Bolsonaro defende trabalho forçado para presidiários

(Brasília - DF, 14/06/2019) Café da manhã com Jornalistas. rFoto: Marcos Corrêa/PR

Ao comentar o massacre no presídio de Altamira, no Pará, o presidente Jair Bolsonaro voltou a defender, nesta quarta-feira, “trabalho forçado” para detentos, mas lamentou não poder implementar a medida no país por se tratar de cláusula pétrea da Constituição Federal.

Ao ser questionado sobre os quatro presos que apareceram mortos dentro de um caminhão-cela da Superintendência do Sistema Penal do Estado do Pará (Susipe), o presidente, sem dar detalhes, levantou a hipótese de que os presos poderiam ter se ferido antes do transporte.

– Com toda a certeza, deveriam estar feridos. É como uma ambulância quando pega uma pessoa até doente, no deslocamento, ela pode falecer – disse o presidente, após participar de uma cerimônia de assinatura do contrato de concessão da Ferrovia Norte-Sul, assinado em Anápolis, a 67 quilômetros de Goiânia, em Goiás.
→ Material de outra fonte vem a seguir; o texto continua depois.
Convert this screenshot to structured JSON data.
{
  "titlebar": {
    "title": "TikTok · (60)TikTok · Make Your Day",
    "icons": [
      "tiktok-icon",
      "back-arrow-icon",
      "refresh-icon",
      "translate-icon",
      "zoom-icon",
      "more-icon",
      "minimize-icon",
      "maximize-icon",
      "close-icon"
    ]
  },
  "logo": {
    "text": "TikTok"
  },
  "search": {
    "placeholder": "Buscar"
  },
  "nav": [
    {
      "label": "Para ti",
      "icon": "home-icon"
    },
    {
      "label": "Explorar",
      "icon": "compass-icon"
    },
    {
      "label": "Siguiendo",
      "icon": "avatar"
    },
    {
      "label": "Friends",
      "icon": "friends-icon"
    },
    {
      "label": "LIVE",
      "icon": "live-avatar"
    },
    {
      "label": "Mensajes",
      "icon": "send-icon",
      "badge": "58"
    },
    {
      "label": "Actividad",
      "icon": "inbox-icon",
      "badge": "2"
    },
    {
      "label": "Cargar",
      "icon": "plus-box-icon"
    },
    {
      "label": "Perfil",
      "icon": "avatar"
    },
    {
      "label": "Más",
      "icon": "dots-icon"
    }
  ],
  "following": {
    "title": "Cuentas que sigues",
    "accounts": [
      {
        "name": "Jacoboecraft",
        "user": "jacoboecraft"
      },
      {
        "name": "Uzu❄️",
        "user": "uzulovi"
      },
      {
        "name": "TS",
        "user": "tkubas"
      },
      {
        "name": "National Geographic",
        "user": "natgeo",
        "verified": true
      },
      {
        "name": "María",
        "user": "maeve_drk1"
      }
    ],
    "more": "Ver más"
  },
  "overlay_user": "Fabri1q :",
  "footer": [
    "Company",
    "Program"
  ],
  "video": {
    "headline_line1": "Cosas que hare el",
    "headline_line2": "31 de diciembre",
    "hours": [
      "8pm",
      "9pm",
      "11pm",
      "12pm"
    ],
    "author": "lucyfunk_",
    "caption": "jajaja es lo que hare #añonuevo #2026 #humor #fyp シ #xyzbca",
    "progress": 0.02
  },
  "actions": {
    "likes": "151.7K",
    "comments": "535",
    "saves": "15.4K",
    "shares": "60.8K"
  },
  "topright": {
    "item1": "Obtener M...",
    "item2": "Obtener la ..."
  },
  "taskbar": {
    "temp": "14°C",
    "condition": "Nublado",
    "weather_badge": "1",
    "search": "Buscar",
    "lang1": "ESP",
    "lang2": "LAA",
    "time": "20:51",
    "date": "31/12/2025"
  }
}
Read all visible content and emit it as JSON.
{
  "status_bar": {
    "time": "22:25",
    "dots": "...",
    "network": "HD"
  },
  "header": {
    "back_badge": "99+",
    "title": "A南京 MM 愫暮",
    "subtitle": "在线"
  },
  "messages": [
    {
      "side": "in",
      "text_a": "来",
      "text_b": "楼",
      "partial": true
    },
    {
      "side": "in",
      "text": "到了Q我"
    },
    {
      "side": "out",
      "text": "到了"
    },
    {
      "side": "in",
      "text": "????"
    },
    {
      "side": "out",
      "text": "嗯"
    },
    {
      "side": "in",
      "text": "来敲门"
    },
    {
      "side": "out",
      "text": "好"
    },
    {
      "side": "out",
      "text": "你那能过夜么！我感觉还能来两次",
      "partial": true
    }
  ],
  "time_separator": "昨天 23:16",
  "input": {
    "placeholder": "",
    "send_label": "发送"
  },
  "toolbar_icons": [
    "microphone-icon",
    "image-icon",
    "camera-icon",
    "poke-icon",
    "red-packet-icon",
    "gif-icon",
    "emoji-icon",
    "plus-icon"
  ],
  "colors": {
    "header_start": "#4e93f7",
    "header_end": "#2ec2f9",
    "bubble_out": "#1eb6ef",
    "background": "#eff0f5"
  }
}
Ao ser questionado se o governo federal tomaria alguma medida sobre a situação carcerária no Pará, Bolsonaro afirmou que conversaria com o ministro da Justiça e Segurança Pública, Sergio Moro. Ele disse que sonha com presídio agrícola e fez uma defesa do trabalho forçado para sentenciados.

– Pessoal, problemas acontecem, está certo? Se a gente puder, eu vou conversar com o ministro Moro nesse sentido. Eu sonho com um presídio agrícola. É clausula pétrea, mas eu gostaria que tivesse trabalho forçado no Brasil para esse tipo de gente, mas não pode forçar a barra – disse.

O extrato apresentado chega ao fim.